The benchmark that matters most is activation rate — the percentage of signups who reach the core value moment. For most microsaas, a healthy activation rate is 40-60%. Below 20% means your onboarding is broken and no amount of new signups will fix it. This is the single most improvable metric in month 1.
Revenue benchmarks for month 1 are almost meaningless without context. $170 from 3 paying customers in a niche B2B tool is a stronger signal than $500 from 20 customers on a $25/month consumer app. What matters is: did customers pay without being pushed? Did any of them tell someone else? Are they logging in after the first week?

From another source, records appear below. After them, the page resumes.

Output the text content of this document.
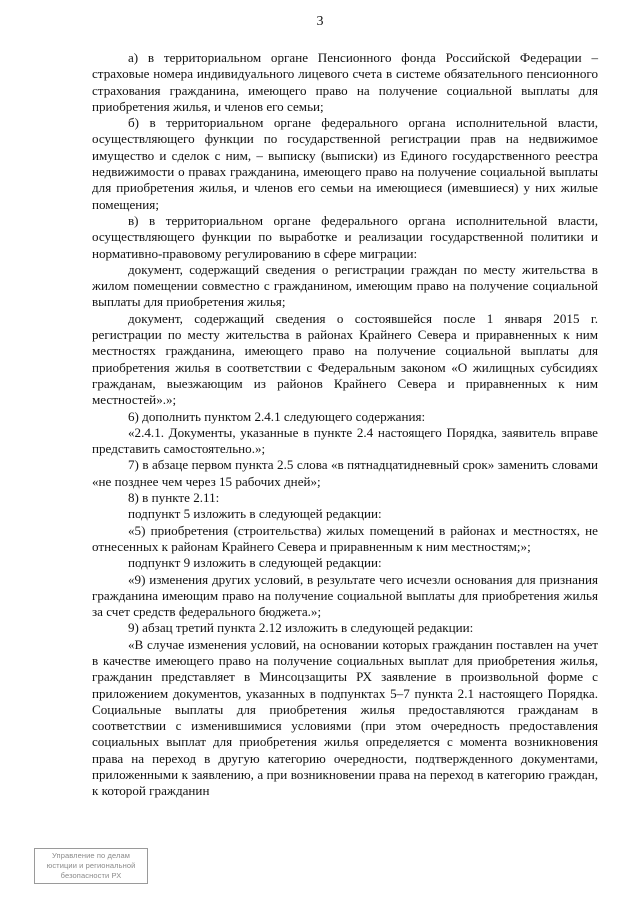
3

а) в территориальном органе Пенсионного фонда Российской Федерации – страховые номера индивидуального лицевого счета в системе обязательного пенсионного страхования гражданина, имеющего право на получение социальной выплаты для приобретения жилья, и членов его семьи;

б) в территориальном органе федерального органа исполнительной власти, осуществляющего функции по государственной регистрации прав на недвижимое имущество и сделок с ним, – выписку (выписки) из Единого государственного реестра недвижимости о правах гражданина, имеющего право на получение социальной выплаты для приобретения жилья, и членов его семьи на имеющиеся (имевшиеся) у них жилые помещения;

в) в территориальном органе федерального органа исполнительной власти, осуществляющего функции по выработке и реализации государственной политики и нормативно-правовому регулированию в сфере миграции:

документ, содержащий сведения о регистрации граждан по месту жительства в жилом помещении совместно с гражданином, имеющим право на получение социальной выплаты для приобретения жилья;

документ, содержащий сведения о состоявшейся после 1 января 2015 г. регистрации по месту жительства в районах Крайнего Севера и приравненных к ним местностях гражданина, имеющего право на получение социальной выплаты для приобретения жилья в соответствии с Федеральным законом «О жилищных субсидиях гражданам, выезжающим из районов Крайнего Севера и приравненных к ним местностей».»;

6) дополнить пунктом 2.4.1 следующего содержания:

«2.4.1. Документы, указанные в пункте 2.4 настоящего Порядка, заявитель вправе представить самостоятельно.»;

7) в абзаце первом пункта 2.5 слова «в пятнадцатидневный срок» заменить словами «не позднее чем через 15 рабочих дней»;

8) в пункте 2.11:

подпункт 5 изложить в следующей редакции:

«5) приобретения (строительства) жилых помещений в районах и местностях, не отнесенных к районам Крайнего Севера и приравненным к ним местностям;»;

подпункт 9 изложить в следующей редакции:

«9) изменения других условий, в результате чего исчезли основания для признания гражданина имеющим право на получение социальной выплаты для приобретения жилья за счет средств федерального бюджета.»;

9) абзац третий пункта 2.12 изложить в следующей редакции:

«В случае изменения условий, на основании которых гражданин поставлен на учет в качестве имеющего право на получение социальных выплат для приобретения жилья, гражданин представляет в Минсоцзащиты РХ заявление в произвольной форме с приложением документов, указанных в подпунктах 5–7 пункта 2.1 настоящего Порядка. Социальные выплаты для приобретения жилья предоставляются гражданам в соответствии с изменившимися условиями (при этом очередность предоставления социальных выплат для приобретения жилья определяется с момента возникновения права на переход в другую категорию очередности, подтвержденного документами, приложенными к заявлению, а при возникновении права на переход в категорию граждан, к которой гражданин

Управление по делам
юстиции и региональной
безопасности РХ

The common mistake founders make in month 1 is treating it as a marketing problem when it's actually a learning problem. Your job in month 1 is not to grow — it's to understand. Talk to every single customer. Ask why they signed up, what they expected, what surprised them, what they almost didn't understand. This intelligence is worth more than any dashboard metric.
Net Promoter Score (NPS) is a vanity metric at this stage — you don't have enough customers for statistical significance. Instead, track "would you be very disappointed if this product disappeared?" (the Sean Ellis test). If more than 40% say yes, you have product-market fit worth building on. If fewer, you have a problem no amount of marketing can fix.
The "iterate vs market" decision in month 1 should be driven by activation data, not revenue. If activation is above 40%, your problem is distribution — go market harder. If activation is below 20%, your problem is product — go fix onboarding before spending another dollar or hour on acquisition. Marketing broken onboarding just accelerates churn.
What healthy month 1 looks like: 3-10 paying customers, all acquired through personal outreach or community posts (not ads), activation rate above 30%, at least 2 customers who proactively referred someone or asked for a feature, and zero churned customers who actually activated. This is rarer than founders admit, which is why most honest month-1 posts on Indie Hackers read more like confusion than celebration.
The most useful thing to do at the end of month 1 is write down your biggest unknown. Not your biggest problem — your biggest unknown. Is it "will people pay more than $29/month?" or "can I get customers without manual outreach?" or "will users keep using this after 30 days?" The answer to that question should drive everything you do in month 2. Founders who don't name the unknown spend month 2 optimizing the wrong thing.